Trade union reps are protected under the law from being penalised by their employer for carrying out their trade union activities. In University College London v Brown, the Employment Appeal Tribunal (EAT) held that the university’s main purpose in disciplining Mr Brown was to deter him from carrying out his trade union activities and was therefore unlawful.

Basic facts

Mr Brown, a UCU rep, worked in the university’s Information Services Division (ISD) which had operated a mailing list called ISD-ALL for about 14 years. It could be used by anyone to send email to every member of ISD staff, including trade union correspondence.

Because of the number of emails being sent through the list, managers decided to get rid of it and create two new ones, one of which was now subject to a moderation process. Staff had to opt into the other one.

The UCU objected to the changes and following a union meeting, Mr Brown created a new ISD-discussion list with the email addresses of all staff. He then sent an email to staff making clear that they could opt out of it. After being told by a manager to delete the new list, Mr Brown refused on the basis that in creating the list "I was acting in my capacity as trade union representative”.

He was disciplined for refusing to obey a reasonable management instruction (to take down the list) and given a formal oral warning. Mr Brown lodged a tribunal claim under section 146(1)(b) of the Trade Union and Labour Relations (Consolidation) Act 1992 (TULRCA).

Relevant law 

Section 146 states that:

(1) “A worker has the right not to be subjected to any detriment … by his [sic] employer if the act or failure takes place for the sole or main purpose of— …

(b) preventing or deterring him [sic] from taking part in the activities of an independent trade union … or penalising him [sic] for doing so…”. 

Tribunal decision 

The tribunal held that Mr Brown’s action in setting up the new list and his refusal to take it down could not be separated from his position as a trade union rep. It was in that capacity that he had acted to countermand the steps taken by management to get better control of the email system. It was therefore these acts for which he was being punished.  

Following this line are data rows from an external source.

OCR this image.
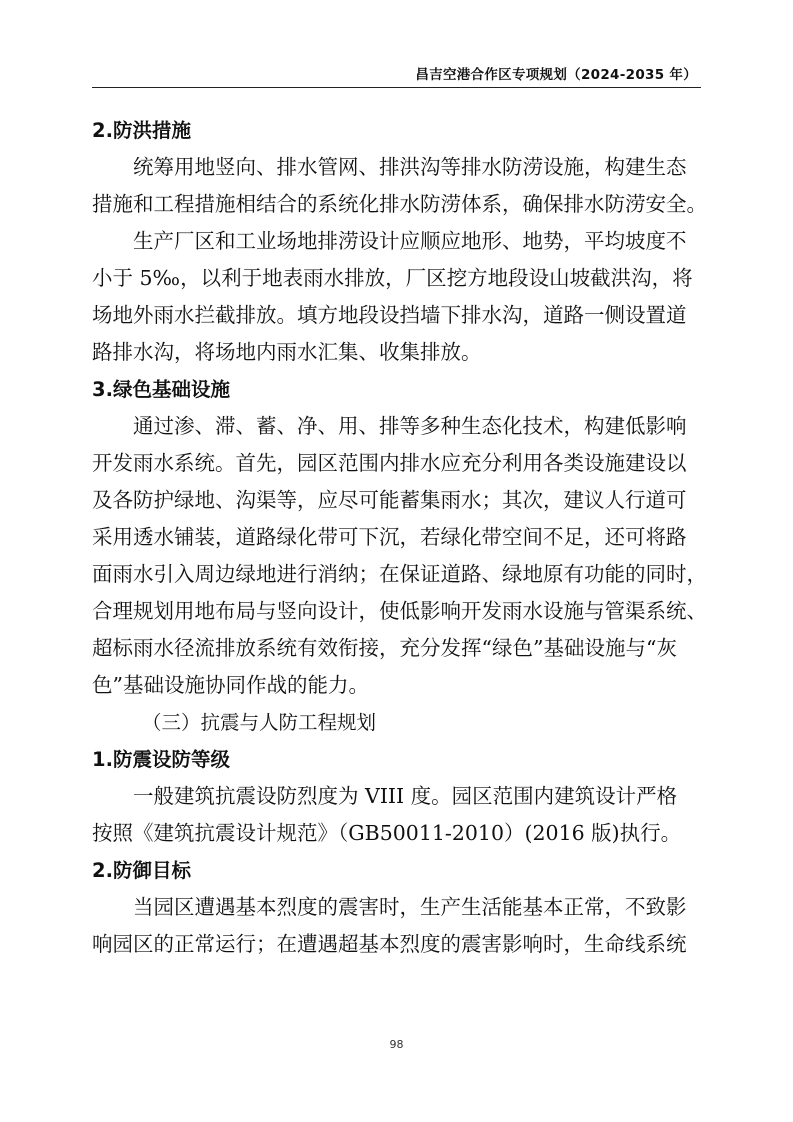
昌吉空港合作区专项规划（2024-2035 年）
2.防洪措施
统筹用地竖向、排水管网、排洪沟等排水防涝设施，构建生态
措施和工程措施相结合的系统化排水防涝体系，确保排水防涝安全。
生产厂区和工业场地排涝设计应顺应地形、地势，平均坡度不
小于 5‰，以利于地表雨水排放，厂区挖方地段设山坡截洪沟，将
场地外雨水拦截排放。填方地段设挡墙下排水沟，道路一侧设置道
路排水沟，将场地内雨水汇集、收集排放。
3.绿色基础设施
通过渗、滞、蓄、净、用、排等多种生态化技术，构建低影响
开发雨水系统。首先，园区范围内排水应充分利用各类设施建设以
及各防护绿地、沟渠等，应尽可能蓄集雨水；其次，建议人行道可
采用透水铺装，道路绿化带可下沉，若绿化带空间不足，还可将路
面雨水引入周边绿地进行消纳；在保证道路、绿地原有功能的同时，
合理规划用地布局与竖向设计，使低影响开发雨水设施与管渠系统、
超标雨水径流排放系统有效衔接，充分发挥“绿色”基础设施与“灰
色”基础设施协同作战的能力。
（三）抗震与人防工程规划
1.防震设防等级
一般建筑抗震设防烈度为 VIII 度。园区范围内建筑设计严格
按照《建筑抗震设计规范》（GB50011-2010）(2016 版)执行。
2.防御目标
当园区遭遇基本烈度的震害时，生产生活能基本正常，不致影
响园区的正常运行；在遭遇超基本烈度的震害影响时，生命线系统
98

On that basis, it concluded that the "sole or main purpose" in giving Mr Brown a formal oral warning for refusing to comply with the instruction to take down the email list he had created for union communications was "preventing or deterring him from taking part in the activities of an independent trade union…, or penalising him for doing so" within the meaning of section 146.

EAT decision

The EAT held that the question of the employer's "sole or main motive" was a subjective question, to be judged by enquiring into what was in the mind of the employer at the time. In this case, there was no dispute that the university’s "sole or main motive" in imposing the formal oral warning was to discipline Mr Brown for refusing to delete the email distribution list he had set up.

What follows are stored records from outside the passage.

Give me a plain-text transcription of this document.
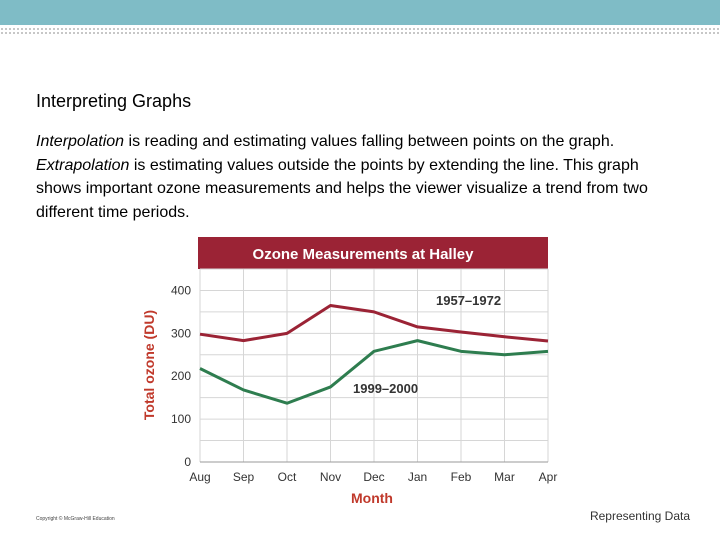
Interpreting Graphs
Interpolation is reading and estimating values falling between points on the graph. Extrapolation is estimating values outside the points by extending the line. This graph shows important ozone measurements and helps the viewer visualize a trend from two different time periods.
Ozone Measurements at Halley
0
100
200
300
400
Aug Sep Oct Nov Dec Jan Feb Mar Apr
1957–1972
1999–2000
Total ozone (DU)
Month
Copyright © McGraw-Hill Education	Representing Data
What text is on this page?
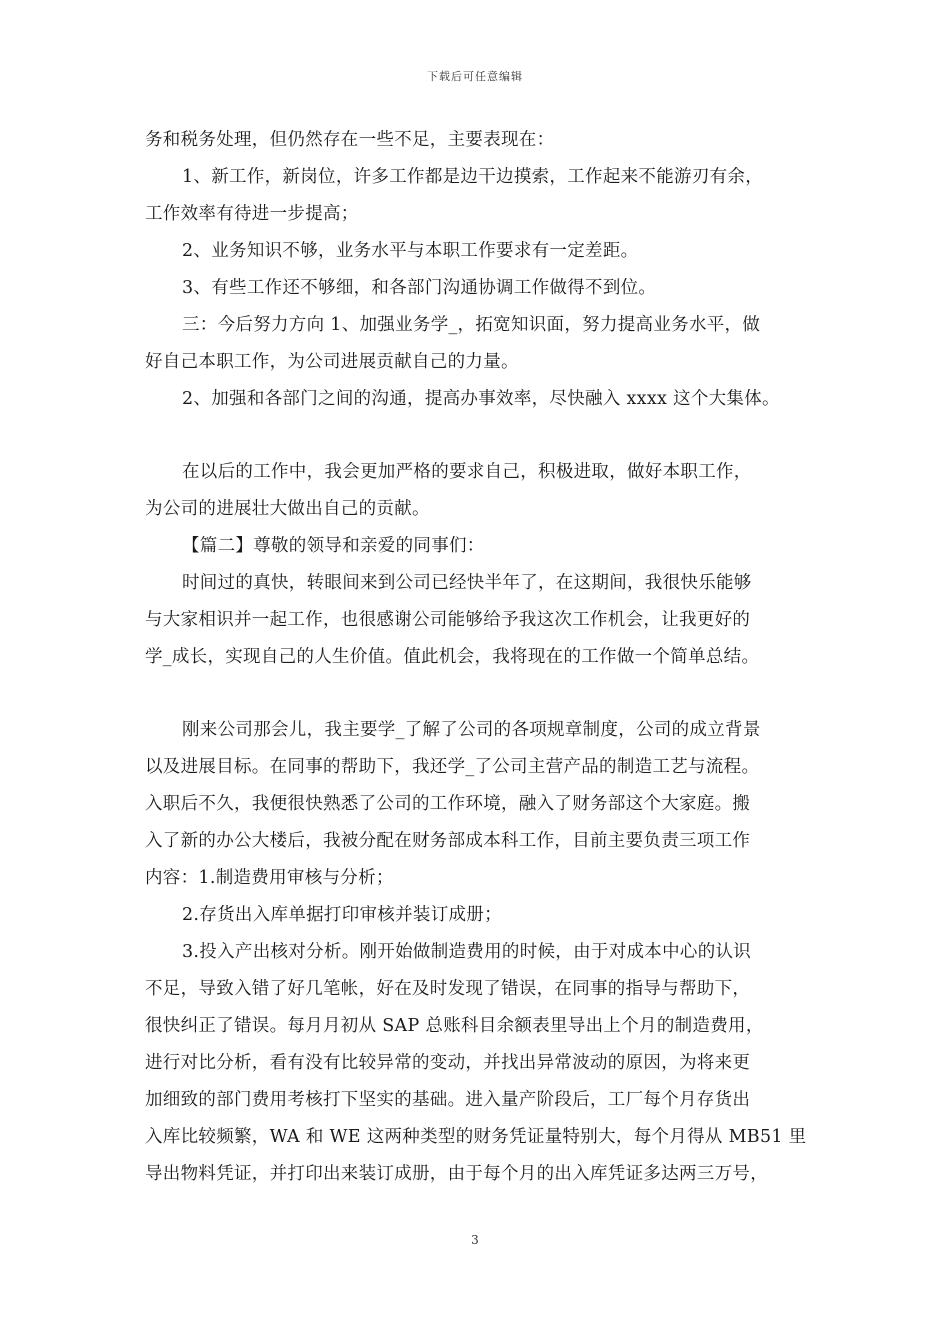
下载后可任意编辑
务和税务处理，但仍然存在一些不足，主要表现在：
1、新工作，新岗位，许多工作都是边干边摸索，工作起来不能游刃有余，
工作效率有待进一步提高；
2、业务知识不够，业务水平与本职工作要求有一定差距。
3、有些工作还不够细，和各部门沟通协调工作做得不到位。
三：今后努力方向 1、加强业务学_，拓宽知识面，努力提高业务水平，做
好自己本职工作，为公司进展贡献自己的力量。
2、加强和各部门之间的沟通，提高办事效率，尽快融入 xxxx 这个大集体。
在以后的工作中，我会更加严格的要求自己，积极进取，做好本职工作，
为公司的进展壮大做出自己的贡献。
【篇二】尊敬的领导和亲爱的同事们：
时间过的真快，转眼间来到公司已经快半年了，在这期间，我很快乐能够
与大家相识并一起工作，也很感谢公司能够给予我这次工作机会，让我更好的
学_成长，实现自己的人生价值。值此机会，我将现在的工作做一个简单总结。
刚来公司那会儿，我主要学_了解了公司的各项规章制度，公司的成立背景
以及进展目标。在同事的帮助下，我还学_了公司主营产品的制造工艺与流程。
入职后不久，我便很快熟悉了公司的工作环境，融入了财务部这个大家庭。搬
入了新的办公大楼后，我被分配在财务部成本科工作，目前主要负责三项工作
内容：1.制造费用审核与分析；
2.存货出入库单据打印审核并装订成册；
3.投入产出核对分析。刚开始做制造费用的时候，由于对成本中心的认识
不足，导致入错了好几笔帐，好在及时发现了错误，在同事的指导与帮助下，
很快纠正了错误。每月月初从 SAP 总账科目余额表里导出上个月的制造费用，
进行对比分析，看有没有比较异常的变动，并找出异常波动的原因，为将来更
加细致的部门费用考核打下坚实的基础。进入量产阶段后，工厂每个月存货出
入库比较频繁，WA 和 WE 这两种类型的财务凭证量特别大，每个月得从 MB51 里
导出物料凭证，并打印出来装订成册，由于每个月的出入库凭证多达两三万号，
3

The question of whether he qualified for protection under section 146(1)(b) was an objective question, to be decided by the tribunal. It was clear from the tribunal’s findings of fact that it did not accept the manager’s explanation that the misconduct claim only related to Mr Brown’s refusal to take down the list as opposed to setting it up in the first place.

Given these findings, the tribunal was entitled to conclude that the employer's "sole or main purpose" in giving Mr Brown a formal oral warning was contrary to section 146. The appeal was therefore dismissed.